Cox won the Haskell in 2021 with Mandaloun and last year with Cyberknife.

“We’ll see (about the Haskell),” said Trace Messina, Cox’s assistant. “Obviously that’s an option. We have a lot of 3-year-olds in this division. But that’s a possibility for sure.”

Ridden by Joe Rosario, Salute the Stars, sent off at 5-2 in the field of six 3-year-olds, kicked off a stakes-filled 14-race card that saw the Chad Brown-trained Consumer Spending ($11.00) follow by winning the Grade 3 Eatontown Stakes by three-quarters of a length, out-finishing 13-10 favorite Surprisingly.

In the Grade 3 Salvator Mile, Petulante was able to collar Nimitz Class late for a half-length victory, and in the Grade 3 Monmouth Stakes 6-1 Catnip rallied for a half-length victory over Never Explain, as multiple Grade 1 winner Tribhuvan showed the rust from a lengthy layoff by fading to fourth after setting soft early fractions in the nine-furlong grass race.

Additionally, early longshots on the card created a Pick 5 carryover of $74,986 that will start in the Win Early Pick 5 in the first race on Sunday’s card.

Salute the Stars, a West homebred and son of Candy Ride, made his debut for Cox on May 14 at Churchill Downs in an off-the-turf allowance.

“We liked him a lot first time out,” said Messina. “We were going back and forth, dirt or turf, and we said let’s just run him on the grass. And then the race came off. It gave us the option to see what he was like on the dirt. Not against true dirt horses but it was competitive field that day.
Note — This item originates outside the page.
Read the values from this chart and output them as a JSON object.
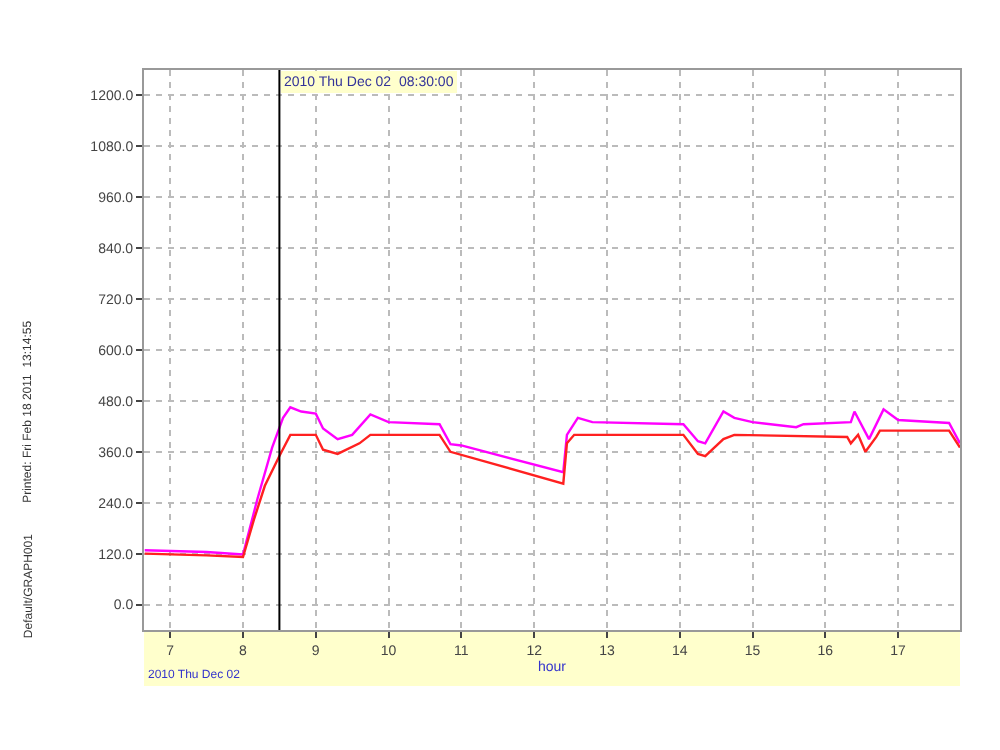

“I was not feeling good on the backside (this race). He was too aggressive going into the first turn. On the backside Joel did a good job getting him to relax. Even at the three-eighths pole I thought `he’s not going anywhere.’ But when he straightened out he got going.”

The winning time for the mile and sixteenth was 1:43.87, with Kingsbarns finishing 2½ lengths ahead of Howgreatisnate in third.
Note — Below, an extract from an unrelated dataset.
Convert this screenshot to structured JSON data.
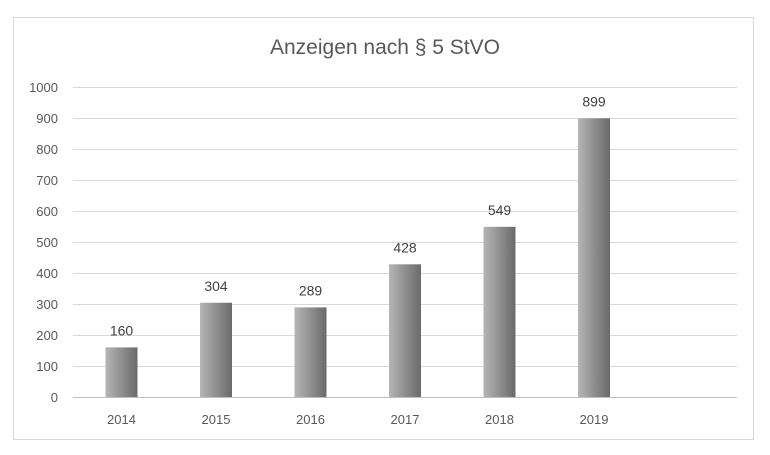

Consumer Spending, who had the benefit of a race following a length layoff, added a second graded stakes win to her credentials. The 4-year-old daughter of More Than Ready, owned by Klaravich Stables and ridden by Samy Camacho, had been tracking the leaders in fourth in the mile and a sixteenth grass race before kicking in.

The winning time was 1:42.00

Petulante, trained by Victor Barboza and ridden by Luis Saez, scored his first graded stakes win in the Salvator Mile, improving his career line to 6-4-2-0 for owners Lugamo Racing Stabler.

The 4-year-old colt’s late run and strong stretch kick ended Nimitz Class’ five-race winning streak.

The winning time was 1:36.88

Catnip, also ridden by Rosario, improved to 3-for-3 as a 4-year-old – and since being gelded – in winning the Monmouth Stakes for trainer Michael Stidham in an oddly run race that saw the patience displayed by Rosario pay off.

“He always had the potential,” said Stidham. “We ran him in the Virginia Derby (last year) and it was probably a little premature where he was mentally and physically. So after he had time off before he came back this year we gelded him and that has really helped a lot. He hasn’t lost since then. Mentally, he’s a little more relaxed, a little more focused, and just a better race horse.”

The win gave owners Susan and John More free entry and start fees to the Grade 1, $600,000 United Nations on Haskell Day.

“We’ll certainly be looking next in the direction of the United Nations,” said Stidham.